After earning a master’s in communication from Cal State Fullerton, Hays plunged right in, first as a freelance journalist, writing for newspapers, magazines and books before transitioning to radio, television and video projection.
In 2007, he earned a master’s in English literature from UC Irvine.
Hays’s latest venture, and arguably most successful, has been the formation of OCWorld, an award-winning, nonprofit multimedia company that produces programming in and about Orange County.
As the only nonprofit multimedia firm in the county, OCWorld produces a weekly public affairs show that airs on KLCS-PBS and is broadcast to 15.5 million households from Santa Barbara to San Diego.
“We look for stories that aren’t being told,” Hays said. “We interview people that may not necessarily always have a voice.”
The OCWorld documentary “Hope Dies Last,” which focused on the impact of Alzheimer’s disease on California communities, was awarded a Golden Mike for Best Long Form Programming or Documentary at the 73rd Annual Golden Mike Awards.
In 2022, OCWorld also took home a Best in Show award at the Los Angeles Film & Script Festival for a documentary short titled “Coastal Crisis: California’s Vanishing Beaches.”
The documentary also took first place in the Real OC category at this year’s Orange County Press Club Awards event.

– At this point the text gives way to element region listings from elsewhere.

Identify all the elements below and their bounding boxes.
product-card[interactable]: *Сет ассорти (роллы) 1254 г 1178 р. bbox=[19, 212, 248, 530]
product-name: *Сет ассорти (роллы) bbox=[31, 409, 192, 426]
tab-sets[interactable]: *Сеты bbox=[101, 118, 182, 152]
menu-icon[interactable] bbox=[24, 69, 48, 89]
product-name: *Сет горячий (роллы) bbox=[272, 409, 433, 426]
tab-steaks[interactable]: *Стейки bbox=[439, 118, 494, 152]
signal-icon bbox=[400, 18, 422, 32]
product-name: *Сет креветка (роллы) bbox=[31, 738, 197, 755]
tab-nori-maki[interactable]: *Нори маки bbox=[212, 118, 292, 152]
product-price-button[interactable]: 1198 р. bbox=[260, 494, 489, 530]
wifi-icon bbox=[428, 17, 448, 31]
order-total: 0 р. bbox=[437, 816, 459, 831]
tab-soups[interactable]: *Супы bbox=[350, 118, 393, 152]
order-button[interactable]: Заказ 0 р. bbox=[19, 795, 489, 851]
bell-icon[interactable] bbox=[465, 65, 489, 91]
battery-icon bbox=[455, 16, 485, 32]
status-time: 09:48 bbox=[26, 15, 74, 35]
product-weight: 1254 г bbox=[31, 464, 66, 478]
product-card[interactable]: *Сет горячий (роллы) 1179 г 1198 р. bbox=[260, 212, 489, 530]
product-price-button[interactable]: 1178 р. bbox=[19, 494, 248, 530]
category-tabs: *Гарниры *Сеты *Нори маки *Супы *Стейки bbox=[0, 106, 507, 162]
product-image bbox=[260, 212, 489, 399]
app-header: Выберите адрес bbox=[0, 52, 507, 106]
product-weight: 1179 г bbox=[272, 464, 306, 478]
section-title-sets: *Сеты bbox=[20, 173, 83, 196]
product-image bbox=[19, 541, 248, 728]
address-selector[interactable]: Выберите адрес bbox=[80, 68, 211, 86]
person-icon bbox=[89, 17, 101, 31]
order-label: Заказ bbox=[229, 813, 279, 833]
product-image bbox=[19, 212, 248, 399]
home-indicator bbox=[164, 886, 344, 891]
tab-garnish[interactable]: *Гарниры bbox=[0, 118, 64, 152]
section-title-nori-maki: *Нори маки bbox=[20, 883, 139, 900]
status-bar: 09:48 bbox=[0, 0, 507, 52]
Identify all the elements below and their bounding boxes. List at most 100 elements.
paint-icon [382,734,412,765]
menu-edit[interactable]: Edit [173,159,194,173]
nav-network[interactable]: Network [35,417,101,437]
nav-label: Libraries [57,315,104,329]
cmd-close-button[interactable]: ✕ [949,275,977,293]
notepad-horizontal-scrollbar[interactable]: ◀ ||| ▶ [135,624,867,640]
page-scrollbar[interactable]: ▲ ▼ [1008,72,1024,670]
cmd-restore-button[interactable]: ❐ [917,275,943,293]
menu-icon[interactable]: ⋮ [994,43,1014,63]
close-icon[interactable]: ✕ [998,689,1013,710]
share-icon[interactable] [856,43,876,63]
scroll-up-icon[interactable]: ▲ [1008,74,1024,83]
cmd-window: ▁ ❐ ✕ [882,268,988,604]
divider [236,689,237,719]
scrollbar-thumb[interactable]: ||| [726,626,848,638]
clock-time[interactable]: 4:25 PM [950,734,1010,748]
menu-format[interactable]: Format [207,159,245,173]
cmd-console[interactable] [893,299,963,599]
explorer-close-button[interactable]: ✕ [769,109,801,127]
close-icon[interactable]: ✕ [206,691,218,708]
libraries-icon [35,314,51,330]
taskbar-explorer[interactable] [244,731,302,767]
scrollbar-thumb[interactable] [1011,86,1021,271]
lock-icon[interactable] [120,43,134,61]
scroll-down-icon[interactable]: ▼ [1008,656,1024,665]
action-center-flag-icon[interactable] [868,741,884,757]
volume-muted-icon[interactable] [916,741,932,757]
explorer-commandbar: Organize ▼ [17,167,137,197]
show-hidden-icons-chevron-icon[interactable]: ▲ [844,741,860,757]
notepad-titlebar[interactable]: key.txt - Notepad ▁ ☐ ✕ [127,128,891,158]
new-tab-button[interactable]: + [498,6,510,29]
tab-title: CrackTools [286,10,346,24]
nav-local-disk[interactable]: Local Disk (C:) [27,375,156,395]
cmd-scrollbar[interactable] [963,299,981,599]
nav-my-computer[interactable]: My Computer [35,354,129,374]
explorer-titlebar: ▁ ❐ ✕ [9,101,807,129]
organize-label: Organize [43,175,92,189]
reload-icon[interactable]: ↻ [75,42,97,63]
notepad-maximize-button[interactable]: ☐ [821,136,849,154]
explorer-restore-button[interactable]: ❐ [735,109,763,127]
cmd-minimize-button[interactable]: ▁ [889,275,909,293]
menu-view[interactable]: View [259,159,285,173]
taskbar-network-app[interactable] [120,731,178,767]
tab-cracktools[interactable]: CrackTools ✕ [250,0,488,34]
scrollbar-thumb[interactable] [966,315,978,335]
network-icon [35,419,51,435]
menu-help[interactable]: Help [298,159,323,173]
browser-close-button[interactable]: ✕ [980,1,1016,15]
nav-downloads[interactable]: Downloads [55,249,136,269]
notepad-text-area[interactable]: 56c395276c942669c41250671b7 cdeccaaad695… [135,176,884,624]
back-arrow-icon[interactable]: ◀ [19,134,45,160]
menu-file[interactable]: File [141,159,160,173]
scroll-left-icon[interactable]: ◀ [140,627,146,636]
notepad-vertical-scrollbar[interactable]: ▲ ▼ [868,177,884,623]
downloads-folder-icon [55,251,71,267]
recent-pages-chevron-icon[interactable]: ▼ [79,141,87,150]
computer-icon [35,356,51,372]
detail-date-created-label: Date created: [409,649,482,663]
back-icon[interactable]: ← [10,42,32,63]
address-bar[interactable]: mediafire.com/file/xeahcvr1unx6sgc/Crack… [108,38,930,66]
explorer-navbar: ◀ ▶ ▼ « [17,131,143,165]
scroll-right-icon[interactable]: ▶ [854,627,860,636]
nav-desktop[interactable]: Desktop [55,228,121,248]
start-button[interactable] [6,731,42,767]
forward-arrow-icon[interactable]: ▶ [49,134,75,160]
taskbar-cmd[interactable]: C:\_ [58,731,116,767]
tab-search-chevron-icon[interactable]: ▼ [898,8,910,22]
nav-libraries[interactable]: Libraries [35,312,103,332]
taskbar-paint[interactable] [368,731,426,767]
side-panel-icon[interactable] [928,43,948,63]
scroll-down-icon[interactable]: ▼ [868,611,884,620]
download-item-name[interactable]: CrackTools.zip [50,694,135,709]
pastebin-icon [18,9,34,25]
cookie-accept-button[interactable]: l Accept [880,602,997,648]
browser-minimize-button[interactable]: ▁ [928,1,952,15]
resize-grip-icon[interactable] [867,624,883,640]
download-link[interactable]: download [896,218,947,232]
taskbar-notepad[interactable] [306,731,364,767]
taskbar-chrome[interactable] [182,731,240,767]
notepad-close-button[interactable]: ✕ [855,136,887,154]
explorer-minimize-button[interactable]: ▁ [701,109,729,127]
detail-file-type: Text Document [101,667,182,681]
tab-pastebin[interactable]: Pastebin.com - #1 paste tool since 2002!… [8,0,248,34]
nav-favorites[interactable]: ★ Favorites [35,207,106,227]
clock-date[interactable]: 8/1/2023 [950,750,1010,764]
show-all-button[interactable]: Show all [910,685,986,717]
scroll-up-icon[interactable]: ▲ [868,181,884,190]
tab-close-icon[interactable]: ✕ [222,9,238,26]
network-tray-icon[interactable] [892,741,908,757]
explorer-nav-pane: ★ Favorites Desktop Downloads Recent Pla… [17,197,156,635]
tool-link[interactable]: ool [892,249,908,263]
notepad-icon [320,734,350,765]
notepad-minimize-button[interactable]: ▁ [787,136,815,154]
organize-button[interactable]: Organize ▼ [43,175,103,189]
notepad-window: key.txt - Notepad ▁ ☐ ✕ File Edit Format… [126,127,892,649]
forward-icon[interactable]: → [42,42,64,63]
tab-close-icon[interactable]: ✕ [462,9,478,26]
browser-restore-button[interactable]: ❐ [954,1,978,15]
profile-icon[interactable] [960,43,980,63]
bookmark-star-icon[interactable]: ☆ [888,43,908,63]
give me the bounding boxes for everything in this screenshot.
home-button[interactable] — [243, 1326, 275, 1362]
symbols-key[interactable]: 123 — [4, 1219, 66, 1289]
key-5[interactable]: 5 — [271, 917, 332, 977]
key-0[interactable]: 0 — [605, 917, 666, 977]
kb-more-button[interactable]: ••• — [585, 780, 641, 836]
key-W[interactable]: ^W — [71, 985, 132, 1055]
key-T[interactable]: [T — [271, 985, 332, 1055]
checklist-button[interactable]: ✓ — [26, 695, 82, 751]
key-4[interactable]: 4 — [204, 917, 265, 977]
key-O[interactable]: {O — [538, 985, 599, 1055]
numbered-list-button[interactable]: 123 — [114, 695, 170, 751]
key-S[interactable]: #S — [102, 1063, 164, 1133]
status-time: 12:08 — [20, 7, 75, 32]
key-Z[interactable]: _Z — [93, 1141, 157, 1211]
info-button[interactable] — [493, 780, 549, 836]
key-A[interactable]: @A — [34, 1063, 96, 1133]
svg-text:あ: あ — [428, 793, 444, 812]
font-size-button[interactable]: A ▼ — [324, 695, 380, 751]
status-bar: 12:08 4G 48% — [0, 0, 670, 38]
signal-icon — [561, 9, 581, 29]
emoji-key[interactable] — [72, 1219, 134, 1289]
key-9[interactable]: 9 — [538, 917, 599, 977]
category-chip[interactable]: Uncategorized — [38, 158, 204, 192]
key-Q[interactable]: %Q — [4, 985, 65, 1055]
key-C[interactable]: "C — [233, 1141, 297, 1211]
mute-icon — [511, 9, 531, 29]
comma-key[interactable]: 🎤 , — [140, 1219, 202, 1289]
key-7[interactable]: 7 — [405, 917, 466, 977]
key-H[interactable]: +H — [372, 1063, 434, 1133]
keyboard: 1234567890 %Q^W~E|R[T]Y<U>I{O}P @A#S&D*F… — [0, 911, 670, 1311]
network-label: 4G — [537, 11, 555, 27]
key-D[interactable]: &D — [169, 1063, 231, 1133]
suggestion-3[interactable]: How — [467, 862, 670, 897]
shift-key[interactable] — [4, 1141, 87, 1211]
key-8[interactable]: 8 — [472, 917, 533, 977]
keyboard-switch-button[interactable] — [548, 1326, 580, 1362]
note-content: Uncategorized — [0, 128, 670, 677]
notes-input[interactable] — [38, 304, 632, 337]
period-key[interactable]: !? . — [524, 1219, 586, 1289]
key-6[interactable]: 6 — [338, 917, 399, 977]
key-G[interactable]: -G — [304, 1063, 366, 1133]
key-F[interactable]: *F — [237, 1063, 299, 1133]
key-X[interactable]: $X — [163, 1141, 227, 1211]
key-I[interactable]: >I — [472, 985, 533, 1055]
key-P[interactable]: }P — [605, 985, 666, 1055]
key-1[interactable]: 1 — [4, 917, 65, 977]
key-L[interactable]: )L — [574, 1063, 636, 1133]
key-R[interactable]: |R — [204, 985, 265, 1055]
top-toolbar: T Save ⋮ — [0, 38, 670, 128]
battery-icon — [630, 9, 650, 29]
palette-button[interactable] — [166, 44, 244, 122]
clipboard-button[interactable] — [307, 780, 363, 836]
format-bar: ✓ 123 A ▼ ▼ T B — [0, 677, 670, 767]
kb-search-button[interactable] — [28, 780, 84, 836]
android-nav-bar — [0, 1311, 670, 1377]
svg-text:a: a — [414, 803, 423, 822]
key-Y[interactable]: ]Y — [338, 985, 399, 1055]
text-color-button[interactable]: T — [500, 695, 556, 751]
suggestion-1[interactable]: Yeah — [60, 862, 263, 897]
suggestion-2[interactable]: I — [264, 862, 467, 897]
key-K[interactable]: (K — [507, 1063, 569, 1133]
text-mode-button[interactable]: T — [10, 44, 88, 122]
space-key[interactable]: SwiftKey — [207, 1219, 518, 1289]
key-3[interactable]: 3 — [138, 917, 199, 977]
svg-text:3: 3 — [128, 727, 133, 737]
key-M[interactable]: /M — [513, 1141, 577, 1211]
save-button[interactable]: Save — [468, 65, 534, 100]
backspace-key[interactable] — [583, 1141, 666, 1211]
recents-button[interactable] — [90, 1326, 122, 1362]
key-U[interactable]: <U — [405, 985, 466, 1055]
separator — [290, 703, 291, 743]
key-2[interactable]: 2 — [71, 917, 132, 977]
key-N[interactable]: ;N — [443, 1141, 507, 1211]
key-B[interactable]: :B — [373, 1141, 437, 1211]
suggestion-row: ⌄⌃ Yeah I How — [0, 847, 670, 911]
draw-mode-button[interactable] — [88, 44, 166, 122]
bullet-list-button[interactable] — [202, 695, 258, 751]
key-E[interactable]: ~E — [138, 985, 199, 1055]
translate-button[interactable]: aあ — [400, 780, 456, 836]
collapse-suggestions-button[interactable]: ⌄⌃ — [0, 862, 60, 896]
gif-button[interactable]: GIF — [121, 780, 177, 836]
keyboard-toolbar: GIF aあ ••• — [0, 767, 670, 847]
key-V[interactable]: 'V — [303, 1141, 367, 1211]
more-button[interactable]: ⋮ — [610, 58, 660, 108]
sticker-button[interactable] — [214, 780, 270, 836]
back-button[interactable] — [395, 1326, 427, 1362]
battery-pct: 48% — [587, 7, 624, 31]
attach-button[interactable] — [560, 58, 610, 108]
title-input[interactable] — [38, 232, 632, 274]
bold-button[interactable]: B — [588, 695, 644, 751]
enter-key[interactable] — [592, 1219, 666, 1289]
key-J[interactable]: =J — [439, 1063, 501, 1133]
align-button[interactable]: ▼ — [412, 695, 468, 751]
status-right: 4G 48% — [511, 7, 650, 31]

Hays co-founded OCWorld with Manuel Gomez, who served as vice chancellor of community affairs at UC Irvine from 1995 to 2010, was interim vice president for educational partnerships in the University of California Office of the President, and was a program officer with the Fund for the Improvement of Postsecondary Education in Washington D.C.
Community colleges sector provides a crucial transition point between the K-12 education and the working world or for transferring to a university, Gomez said. The community college model is almost custom-made for an innovator such as Hays, he said.
“The community college was engaged in vocational training, in teaching, and in transition transfer research teaching,” Gomez said. “Scott Hays reflects all that inventiveness and innovativeness in his teaching and in his connection with students and in my relationship with him in the invention and creation of OC World.
Hays, who is himself a product of a community college education, was drawn to the classroom after seeing a fellow freelance writer teaching at a community college.
“I thought to myself, you know, maybe I’ll give it a try,” said Hays, who started his second career as a teacher at Saddleback College. “I don’t know if I’m going to even like teaching, and I wasn’t about to get into something I didn’t like. They hired me that semester, and I’ve never looked back. Luckily, I fell in love with it.”
“I have no doubt that he’s got to be an excellent teacher because he’s a wonderful collaborator,” said Rick Reiff, a Pulitzer Prize-winning journalist who’s been with the Orange County Business Journal for more than 30 years, including 10 as an editor.
Reiff and Hays have collaborated on several projects together.
“He likes to hear different viewpoints,” Reiff said. “He’s not judgmental. He wants to know what your opinion is, so he’s got wonderful qualities. I’m sure as a teacher that works. I’m sure he doesn’t intimidate students. I’m sure he works with them.”
It’s the interaction with students that Hays finds most rewarding, especially when seeing a student “light up with a piece of knowledge that they didn’t have before.”
“My goal is always to allow each student to shine at least one time during the semester in my class. To give them an opportunity to feel like they’ve accomplished something in front of their peers, that’s just a great feeling.”